On découvre le personnage principal du Vol des cigognes, Ana, de l’extérieur, à distance. Le point de vue se fixe dans un couloir d’hôpital et la jeune femme en blouse blanche est aperçue par une fenêtre étroite, dans une chambre, debout au pied d’un lit. La vitre usée, ou mal lavée, donne un aspect flou à cette vision, en reflet à celle dont le portrait s’apprête à être brossé. Le plan-séquence qui se déploie dès lors à travers l’étage de cet établissement hospitalier s’avérant être celui de la maternité montre la soignante aux aguets, comme si d’évidence quelque chose la perturbait ; elle n’a pas l’air bien, ni très “nette”. Dans la continuité, elle rentre d’ailleurs dans une autre chambre et se saisit d’un nourrisson alors que sa mère est endormie à côté. Le réveil soudain de celle-ci fige Ana dans un instant de gêne, le bébé contre elle, même si elle fait mine de rien… Cut, et deuxième plan-séquence qui la montre retenter immédiatement sa “chance”, avec le même prisme de fenêtre allongée verticalement, celle de la chambre où un nouvel enfant est saisi, cramponné et emmené loin de la clinique. Kidnappé, donc. Car la capture d’Ana dans son cadre de la fenêtre au verre translucide est à l’image de ce qu’elle a en elle, à l’intérieur, en cette période qu’elle traverse péniblement malgré les apparences. Un enfermement dans une folie ordinaire, déclenchée par un événement traumatique que l’on pressent rapidement, alors que le compagnon de la ravisseuse, militaire de carrière, revient à elle et fait connaissance avec “leur” nouveau-né.

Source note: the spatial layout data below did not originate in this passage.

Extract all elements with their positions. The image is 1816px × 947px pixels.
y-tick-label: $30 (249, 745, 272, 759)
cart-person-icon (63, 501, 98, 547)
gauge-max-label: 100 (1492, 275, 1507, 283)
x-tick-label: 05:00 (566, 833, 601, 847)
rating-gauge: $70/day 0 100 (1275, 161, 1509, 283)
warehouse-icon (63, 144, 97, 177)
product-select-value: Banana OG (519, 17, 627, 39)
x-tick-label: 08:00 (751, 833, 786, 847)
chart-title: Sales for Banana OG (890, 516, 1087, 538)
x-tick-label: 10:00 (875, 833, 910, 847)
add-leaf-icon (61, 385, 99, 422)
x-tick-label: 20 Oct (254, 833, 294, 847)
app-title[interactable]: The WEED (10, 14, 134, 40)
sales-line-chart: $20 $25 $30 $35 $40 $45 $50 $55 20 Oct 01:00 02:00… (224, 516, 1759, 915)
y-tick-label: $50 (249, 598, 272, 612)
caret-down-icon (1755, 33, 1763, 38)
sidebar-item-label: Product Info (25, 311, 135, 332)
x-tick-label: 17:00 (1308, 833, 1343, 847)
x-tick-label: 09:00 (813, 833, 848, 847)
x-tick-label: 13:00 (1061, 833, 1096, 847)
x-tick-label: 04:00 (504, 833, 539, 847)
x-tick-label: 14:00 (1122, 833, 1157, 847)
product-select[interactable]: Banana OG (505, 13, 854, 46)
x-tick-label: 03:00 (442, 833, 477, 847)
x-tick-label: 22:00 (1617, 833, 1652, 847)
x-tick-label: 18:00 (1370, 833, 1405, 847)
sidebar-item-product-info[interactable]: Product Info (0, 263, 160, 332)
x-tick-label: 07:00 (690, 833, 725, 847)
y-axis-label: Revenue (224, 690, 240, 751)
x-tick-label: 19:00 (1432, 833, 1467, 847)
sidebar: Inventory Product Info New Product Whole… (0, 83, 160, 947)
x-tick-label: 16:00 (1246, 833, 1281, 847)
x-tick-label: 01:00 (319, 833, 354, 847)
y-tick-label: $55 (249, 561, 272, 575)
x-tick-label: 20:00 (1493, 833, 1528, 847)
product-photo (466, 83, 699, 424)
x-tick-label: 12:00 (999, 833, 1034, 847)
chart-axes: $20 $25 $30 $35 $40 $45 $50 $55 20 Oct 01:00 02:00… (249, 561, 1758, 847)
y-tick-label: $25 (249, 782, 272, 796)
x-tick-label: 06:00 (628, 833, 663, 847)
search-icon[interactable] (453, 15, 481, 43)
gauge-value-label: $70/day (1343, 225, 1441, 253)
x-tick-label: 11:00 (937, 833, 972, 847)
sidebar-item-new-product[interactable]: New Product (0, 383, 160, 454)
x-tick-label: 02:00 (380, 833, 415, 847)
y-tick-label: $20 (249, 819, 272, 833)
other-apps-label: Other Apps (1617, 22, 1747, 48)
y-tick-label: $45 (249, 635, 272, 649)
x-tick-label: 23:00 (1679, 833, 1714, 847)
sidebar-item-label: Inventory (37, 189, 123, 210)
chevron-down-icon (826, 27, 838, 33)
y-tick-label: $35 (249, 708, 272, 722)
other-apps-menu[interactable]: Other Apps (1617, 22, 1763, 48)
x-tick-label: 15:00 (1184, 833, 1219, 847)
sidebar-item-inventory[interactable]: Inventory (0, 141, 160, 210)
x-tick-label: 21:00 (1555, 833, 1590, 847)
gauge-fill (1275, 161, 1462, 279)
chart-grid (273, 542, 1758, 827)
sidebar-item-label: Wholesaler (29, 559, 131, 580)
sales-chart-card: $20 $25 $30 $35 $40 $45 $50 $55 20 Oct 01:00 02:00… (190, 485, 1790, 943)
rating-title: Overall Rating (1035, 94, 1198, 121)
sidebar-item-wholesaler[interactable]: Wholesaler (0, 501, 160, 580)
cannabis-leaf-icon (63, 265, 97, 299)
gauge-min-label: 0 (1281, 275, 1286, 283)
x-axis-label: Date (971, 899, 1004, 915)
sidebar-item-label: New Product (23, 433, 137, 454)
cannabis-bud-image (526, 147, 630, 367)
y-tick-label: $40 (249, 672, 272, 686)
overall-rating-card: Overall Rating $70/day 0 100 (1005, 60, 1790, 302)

Si le récent long métrage Toi non plus tu n’as rien vu de Béatrice Pollet explorait le motif du déni de grossesse, Iris Kaltenbäck consacrait l’un de ses films d’étudiante de la Fémis (où elle suivait la filière “scénario”) au rapt de nourrisson, un type de fait divers déjà croisé par chacun(e) et permettant de sonder un mystérieux dérèglement de l’âme pouvant conduire à un tel passage à l’acte, déviant et terrifiant, suite au choc de la perte de son propre enfant.

Le choix d’une mise en scène sèche, chiche en dialogues et en explications, impressionne et donne à la fois une force et une crédibilité à un récit s’enracinant dans la France défavorisée du Nord, celle que dépeignait au début de sa carrière Bruno Dumont. Et la comédienne Claire Ganaye, dont on se demande au passage comment elle a pu rester méconnue, apporte une profondeur remarquable à son personnage, pour qui l’empathie naît au-delà de son geste, de plus en plus seule avec son secret – voir la manière d’aborder l’absence de lait sortant de sa poitrine menue, à dissimuler au moment de donner la tétée au biberon.

Alors qu’elle présente son premier long métrage, Le ravissement, au Festival de Cannes (au sein de la Semaine de la critique), Iris Kaltenbäck avait témoigné de prometteuses dispositions d’écriture, de mise en scène et de montage à travers ce film d’école en son temps remarqué à Aix-en-Provence et au BSFF, à Bruxelles, où il avait reçu le Prix du public Next Generation. Le temps de le redécouvrir est venu.

Christophe Chauville

Réalisation et scénario : Iris Kaltenbäck. Image : Amine Berrada. Montage : Pierre Deschamps. Son : Tristan Pontécaille, Hadrien Bayard, Lucas Héberlé, Antoine Pradalet et Victor Praud. Interprétation : Claire Ganaye et Raphael Acloque. Production : La Fémis.